Любовь в изгнании / Комитет - Баха Тахер
Шрифт:
Интервал:
Закладка:
Все так же осторожно я сказал:
— Недавно ты говорил мне о случайных обстоятельствах, которые формируют нас, рассказывал о своих родителях и о том, как всю жизнь мучился от несправедливости.
— Я говорил это? Ну и что? Разве в этом дело? Несправедливость доставляла мучения не только мне. Но у других жизнь от этого не кончалась. Жизнь вмещает все, и справедливость и несправедливость.
— Что ты все же имеешь в виду?
— Ничего. В день моего приезда сюда ты спросил меня о Шадии, и с тех пор я все думаю… Я не хотел, чтобы она мучилась вместе со мной. Я действительно хотел, чтобы она оставила меня. В тюрьме мы не знали, когда выйдем на свободу и выйдем ли. Мне казалось, что из-за меня она тоже в тюрьме, и решил дать свободу хотя бы ей.
— Но, желая освободить, ты разрушил ее.
В тот же момент я пожалел о сказанном и уже открыл рот, чтобы извиниться перед Ибрахимом, но он рассеянно, безо всяких эмоций откликнулся:
— Но ведь и она тоже разрушила меня — скорее всего, я не смог устроить свою жизнь именно потому, что все время искал ту Шадию, какой она была прежде.
Большими глотками выпил целый стакан воды, налил еще и молча устремил взгляд в окно, на реку, туда, где по черной поверхности воды скользил, склонив длинную белую шею и зарывшись клювом в перья на груди, одинокий и, наверное, тоже мучимый бессонницей лебедь. Ибрахим следил за ним, пока он не скрылся из виду, потом, не глядя на меня, признался.
— Я люблю Бриджит.
— Знаю.
— Ты-то знаешь, а что делать мне?
— Ты тоже прекрасно знаешь все, что я могу тебе сказать: по-моему, мы слишком стары для нее.

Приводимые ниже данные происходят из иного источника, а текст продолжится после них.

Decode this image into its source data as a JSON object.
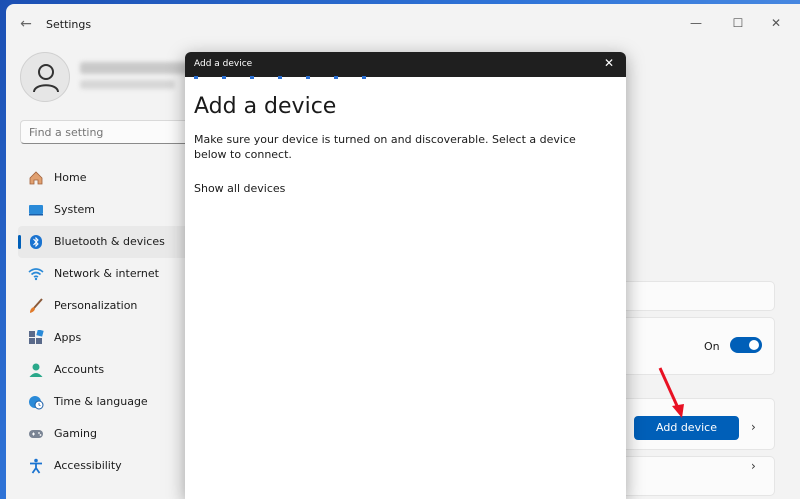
{
  "window": {
    "title": "Settings",
    "back_icon": "back-arrow-icon",
    "controls": {
      "minimize": "—",
      "maximize": "☐",
      "close": "✕"
    }
  },
  "search": {
    "placeholder": "Find a setting"
  },
  "sidebar": {
    "items": [
      {
        "label": "Home",
        "icon": "home-icon",
        "active": false
      },
      {
        "label": "System",
        "icon": "system-icon",
        "active": false
      },
      {
        "label": "Bluetooth & devices",
        "icon": "bluetooth-icon",
        "active": true
      },
      {
        "label": "Network & internet",
        "icon": "wifi-icon",
        "active": false
      },
      {
        "label": "Personalization",
        "icon": "brush-icon",
        "active": false
      },
      {
        "label": "Apps",
        "icon": "apps-icon",
        "active": false
      },
      {
        "label": "Accounts",
        "icon": "person-icon",
        "active": false
      },
      {
        "label": "Time & language",
        "icon": "globe-clock-icon",
        "active": false
      },
      {
        "label": "Gaming",
        "icon": "gamepad-icon",
        "active": false
      },
      {
        "label": "Accessibility",
        "icon": "accessibility-icon",
        "active": false
      }
    ]
  },
  "main": {
    "bluetooth_toggle": {
      "label": "On",
      "on": true
    },
    "add_device_button": "Add device",
    "chevron": "›"
  },
  "dialog": {
    "title_bar": "Add a device",
    "heading": "Add a device",
    "description": "Make sure your device is turned on and discoverable. Select a device below to connect.",
    "show_all": "Show all devices",
    "close": "✕"
  },
  "colors": {
    "accent": "#005fb8",
    "dialog_titlebar": "#1f1f1f",
    "arrow": "#e81123"
  }
}
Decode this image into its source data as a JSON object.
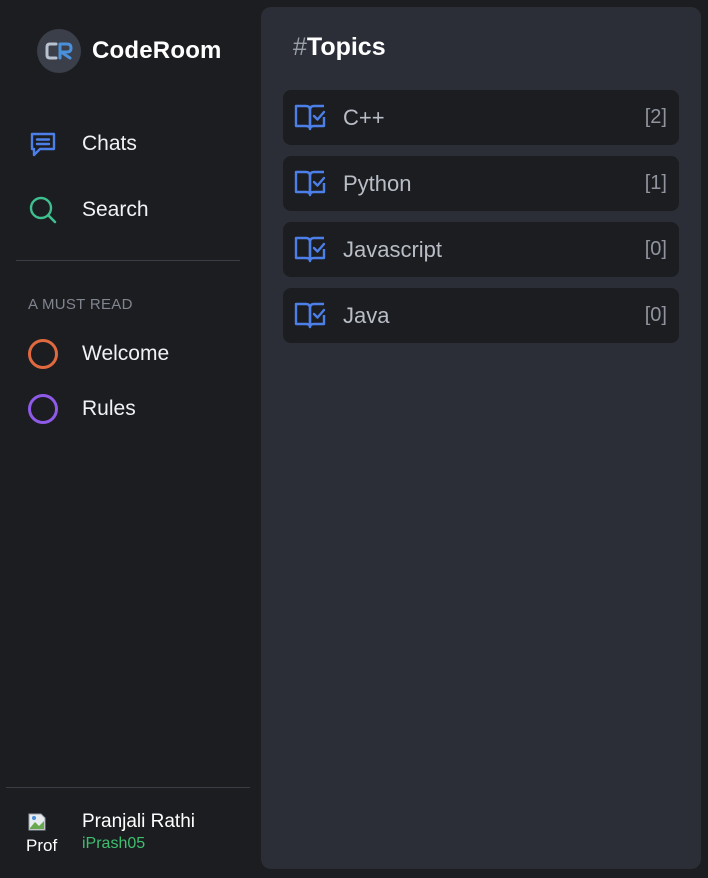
{
  "app": {
    "name": "CodeRoom",
    "logo_text": "CR"
  },
  "nav": {
    "items": [
      {
        "label": "Chats",
        "icon": "chat-icon",
        "color": "#4d7fe8"
      },
      {
        "label": "Search",
        "icon": "search-icon",
        "color": "#3fbf8f"
      }
    ]
  },
  "must_read": {
    "heading": "A MUST READ",
    "items": [
      {
        "label": "Welcome",
        "color": "#e0693f"
      },
      {
        "label": "Rules",
        "color": "#8f5ae8"
      }
    ]
  },
  "profile": {
    "avatar_alt": "Prof",
    "name": "Pranjali Rathi",
    "handle": "iPrash05"
  },
  "main": {
    "hash": "#",
    "title": "Topics",
    "topics": [
      {
        "name": "C++",
        "count": "[2]"
      },
      {
        "name": "Python",
        "count": "[1]"
      },
      {
        "name": "Javascript",
        "count": "[0]"
      },
      {
        "name": "Java",
        "count": "[0]"
      }
    ]
  },
  "colors": {
    "background": "#1b1d21",
    "panel": "#2b2e36",
    "accent_blue": "#4d7fe8",
    "handle_green": "#3fbf6e"
  }
}
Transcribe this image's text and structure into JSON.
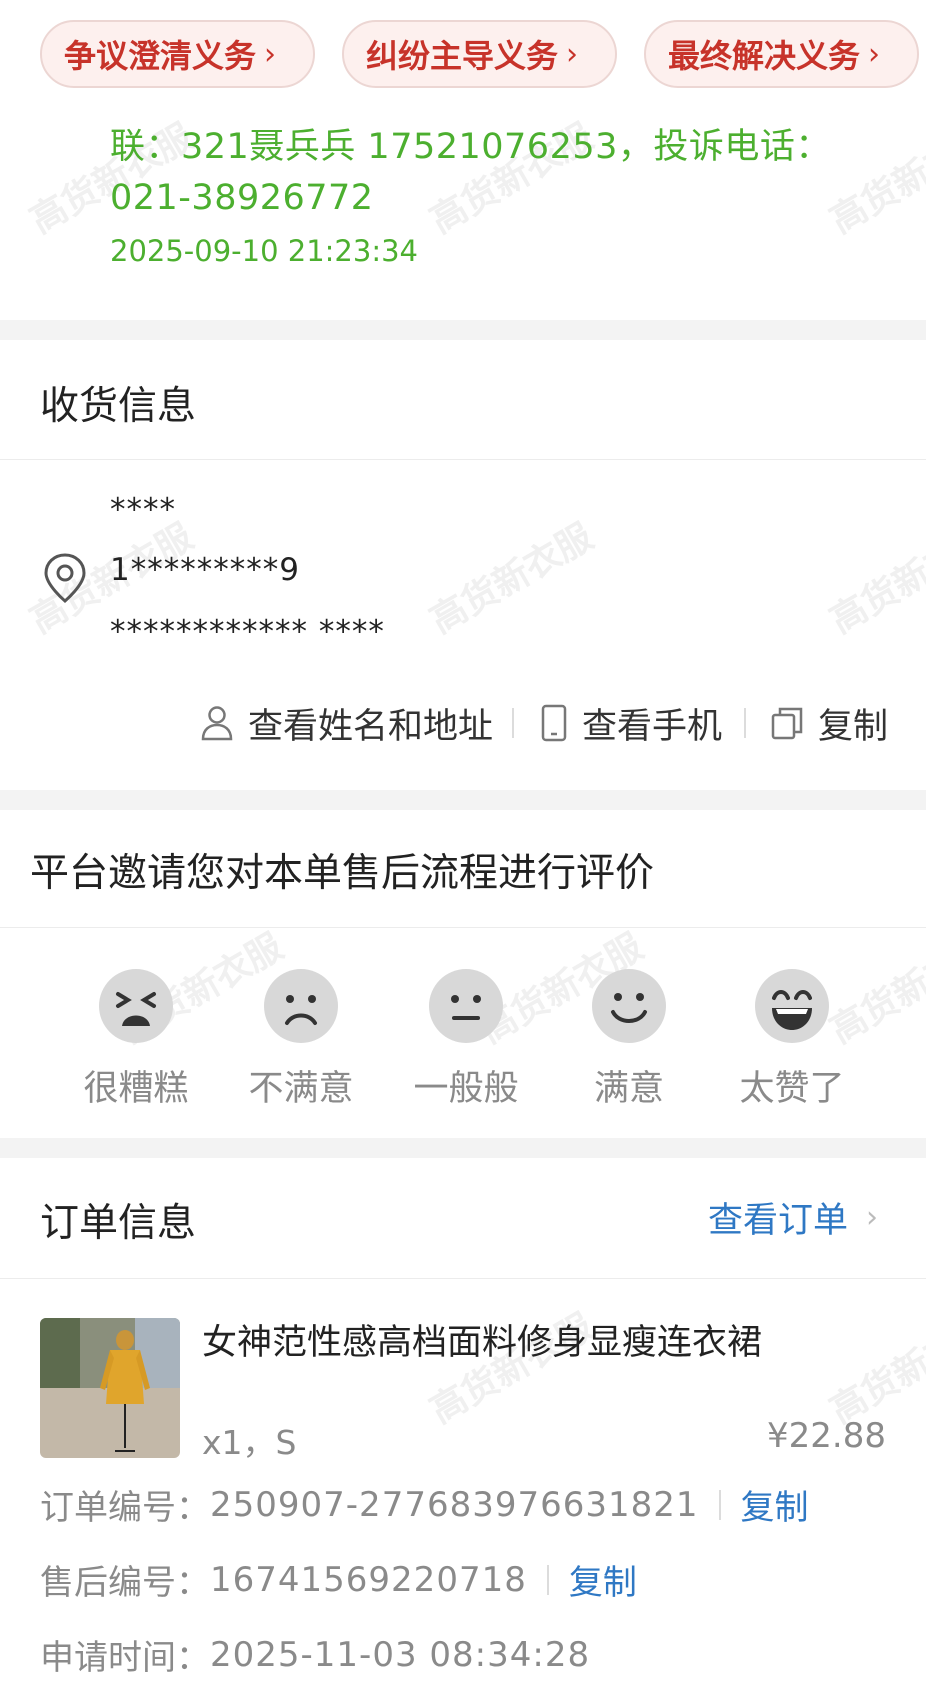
{
  "watermark": "高货新衣服",
  "obligations": [
    {
      "label": "争议澄清义务"
    },
    {
      "label": "纠纷主导义务"
    },
    {
      "label": "最终解决义务"
    }
  ],
  "log": {
    "text_line1": "联：321聂兵兵 17521076253，投诉电话：",
    "text_line2": "021-38926772",
    "time": "2025-09-10 21:23:34"
  },
  "shipping": {
    "title": "收货信息",
    "name": "****",
    "phone": "1*********9",
    "address": "************ ****",
    "actions": {
      "view_name_address": "查看姓名和地址",
      "view_phone": "查看手机",
      "copy": "复制"
    }
  },
  "rating": {
    "title": "平台邀请您对本单售后流程进行评价",
    "options": [
      {
        "label": "很糟糕",
        "icon": "very-bad-face-icon"
      },
      {
        "label": "不满意",
        "icon": "sad-face-icon"
      },
      {
        "label": "一般般",
        "icon": "neutral-face-icon"
      },
      {
        "label": "满意",
        "icon": "smile-face-icon"
      },
      {
        "label": "太赞了",
        "icon": "laugh-face-icon"
      }
    ]
  },
  "order": {
    "title": "订单信息",
    "view_order": "查看订单",
    "product_name": "女神范性感高档面料修身显瘦连衣裙",
    "qty_size": "x1，S",
    "price": "¥22.88",
    "order_no_label": "订单编号：",
    "order_no": "250907-277683976631821",
    "aftersale_no_label": "售后编号：",
    "aftersale_no": "16741569220718",
    "apply_time_label": "申请时间：",
    "apply_time": "2025-11-03 08:34:28",
    "copy": "复制"
  },
  "colors": {
    "accent_red": "#c7332a",
    "green": "#4caf2f",
    "link_blue": "#2f78c4",
    "muted": "#8a8a8a"
  }
}
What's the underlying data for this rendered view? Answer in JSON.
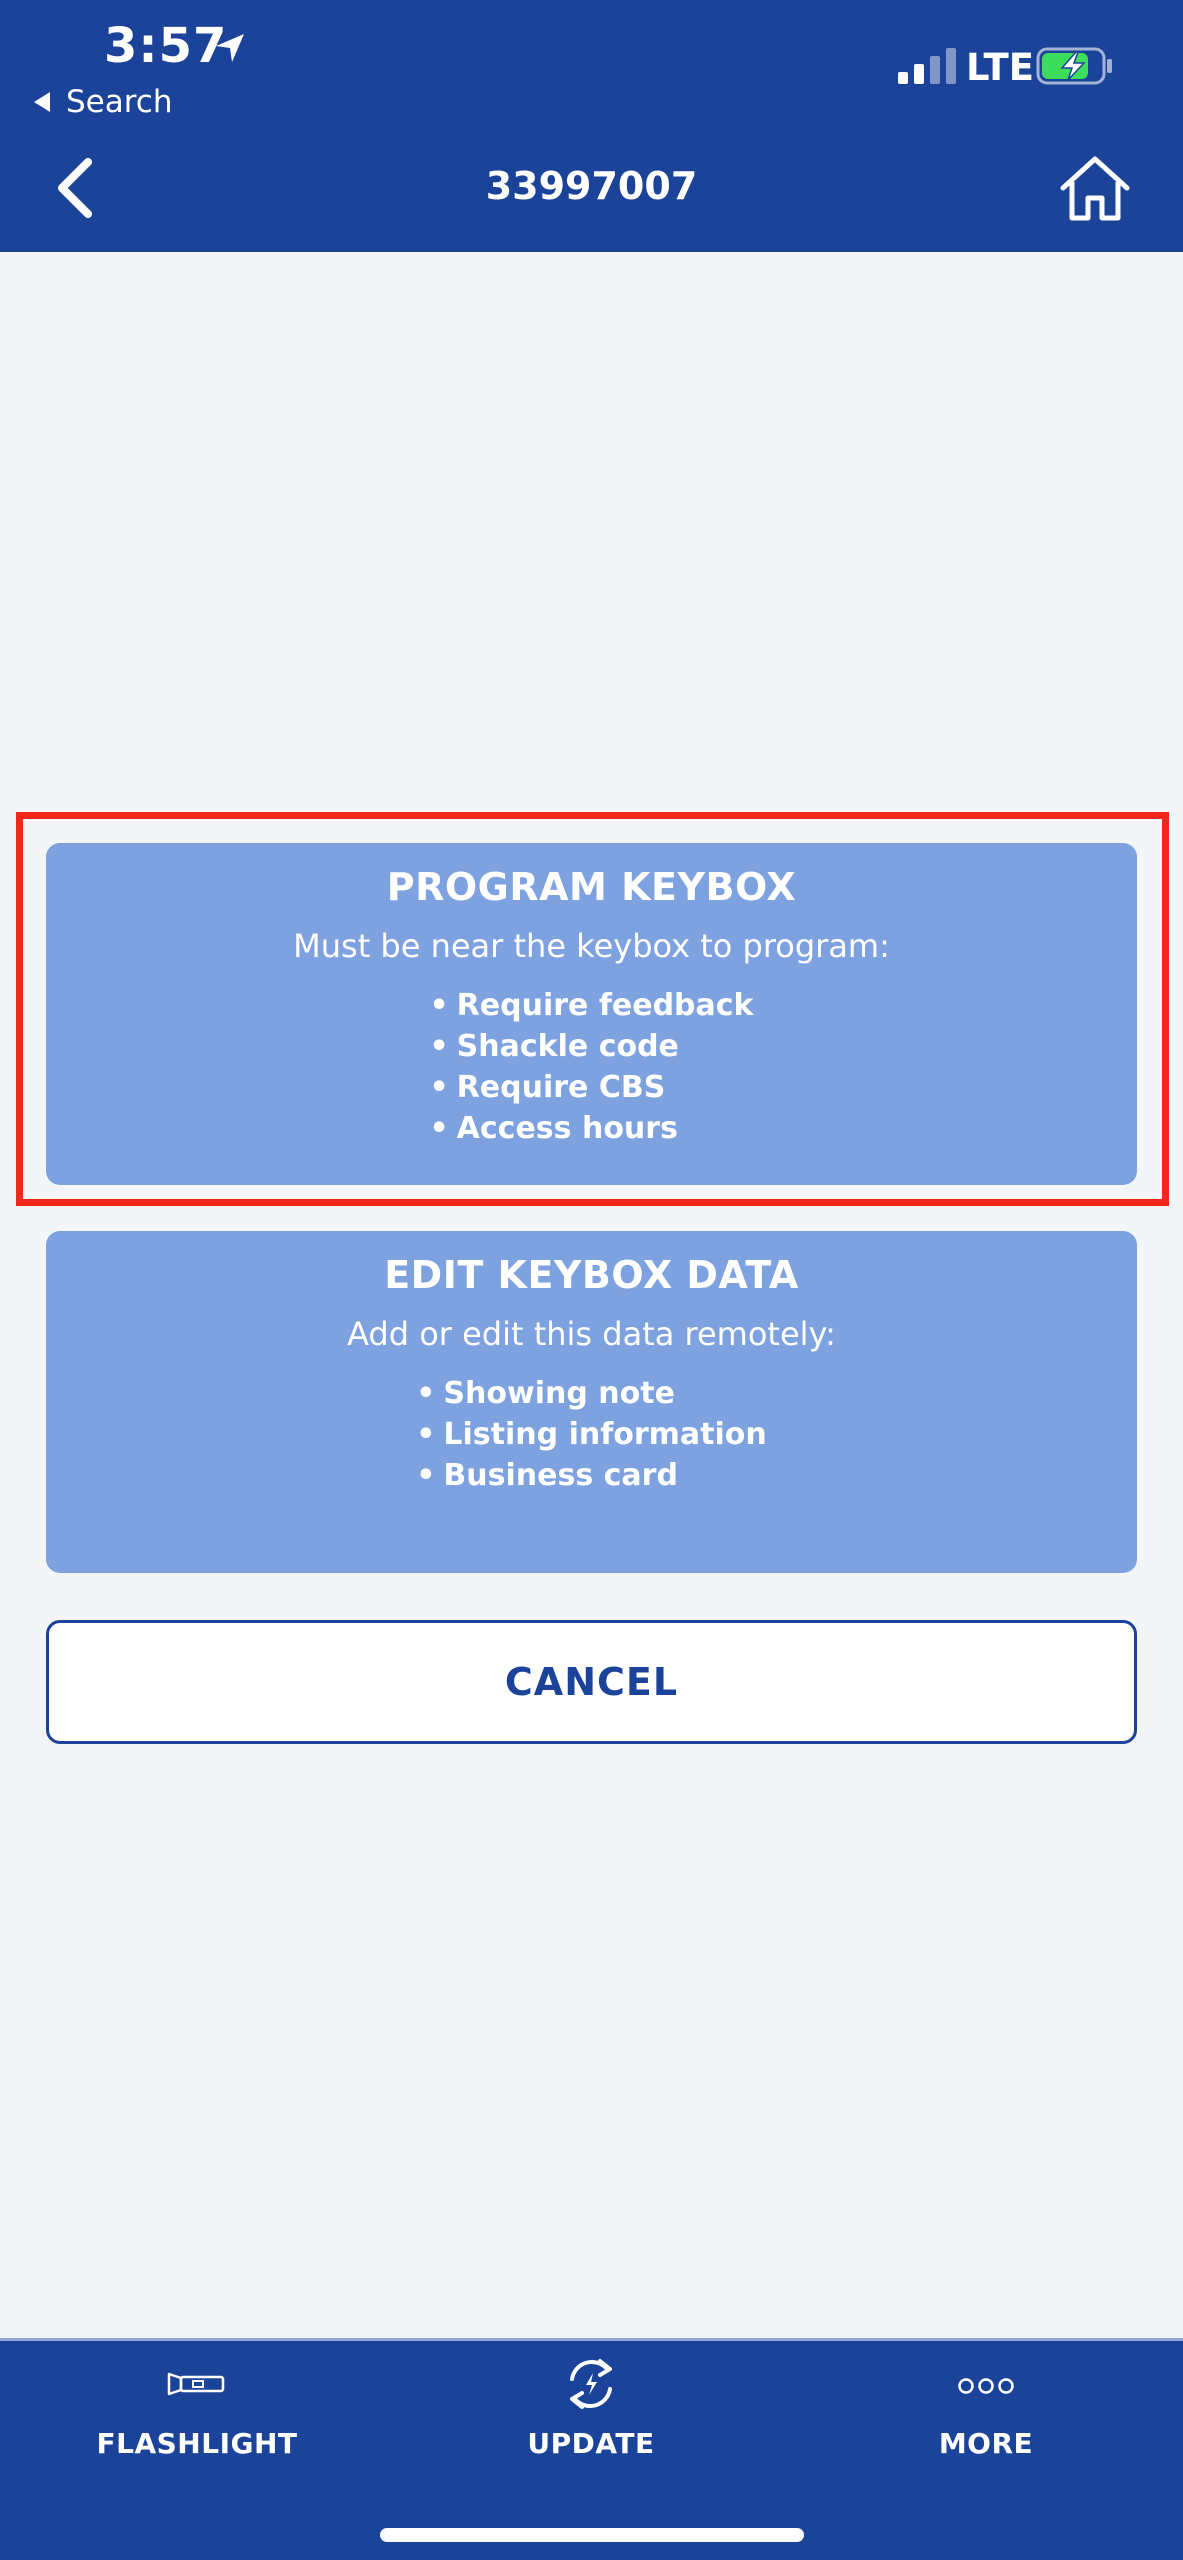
{
  "status_bar": {
    "time": "3:57",
    "back_app": "Search",
    "network": "LTE"
  },
  "nav": {
    "title": "33997007"
  },
  "program_card": {
    "title": "PROGRAM KEYBOX",
    "subtitle": "Must be near the keybox to program:",
    "items": [
      "Require feedback",
      "Shackle code",
      "Require CBS",
      "Access hours"
    ]
  },
  "edit_card": {
    "title": "EDIT KEYBOX DATA",
    "subtitle": "Add or edit this data remotely:",
    "items": [
      "Showing note",
      "Listing information",
      "Business card"
    ]
  },
  "cancel_label": "CANCEL",
  "tabbar": {
    "items": [
      {
        "label": "FLASHLIGHT",
        "icon": "flashlight-icon"
      },
      {
        "label": "UPDATE",
        "icon": "refresh-icon"
      },
      {
        "label": "MORE",
        "icon": "more-dots-icon"
      }
    ]
  },
  "colors": {
    "header_bg": "#1b4399",
    "card_bg": "#7da2df",
    "highlight_border": "#f0281a",
    "page_bg": "#f3f5f8"
  }
}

— Почему мы стары, а душа наша не стареет, не перестает любить, не подает нам знака прекратить надеяться, прекратить думать о любви?
Я чувствовал, что его волнение передается мне. Сказал:
— Может быть, душа подает знаки, но мы не желаем их замечать?
Он отрицательно покачал головой:
— Нет, нет, я не ощущаю ничего подобного. Я все тот же мальчик, который мучился страданиями своей матери. Все тот же юноша, который радовался когда Шадия призналась, что любит его. До сих пор вижу, как она опустила глаза, говоря эти слова. До сих пор слышу свист стегавшего мое тело тюремного кнута, взрыв первой бомбы в Бейруте все так же гремит в моих ушах. Все это никуда не ушло, оно во мне, и время ничего не меняет. Я понимаю, что такое смерть. Но что такое время? Я говорю тебе, что люблю ее, а ты рассуждаешь о времени. Какая тут связь?
Он говорил задыхаясь, слова теснили друг друга.
— Послушай, — спросил я, — а она сказала, что любит тебя?
— Нет.
— Так, в чем ты ее упрекаешь?
— Разве я сказал, что упрекаю ее? Я сказал лишь, что люблю. Я только что был у нее.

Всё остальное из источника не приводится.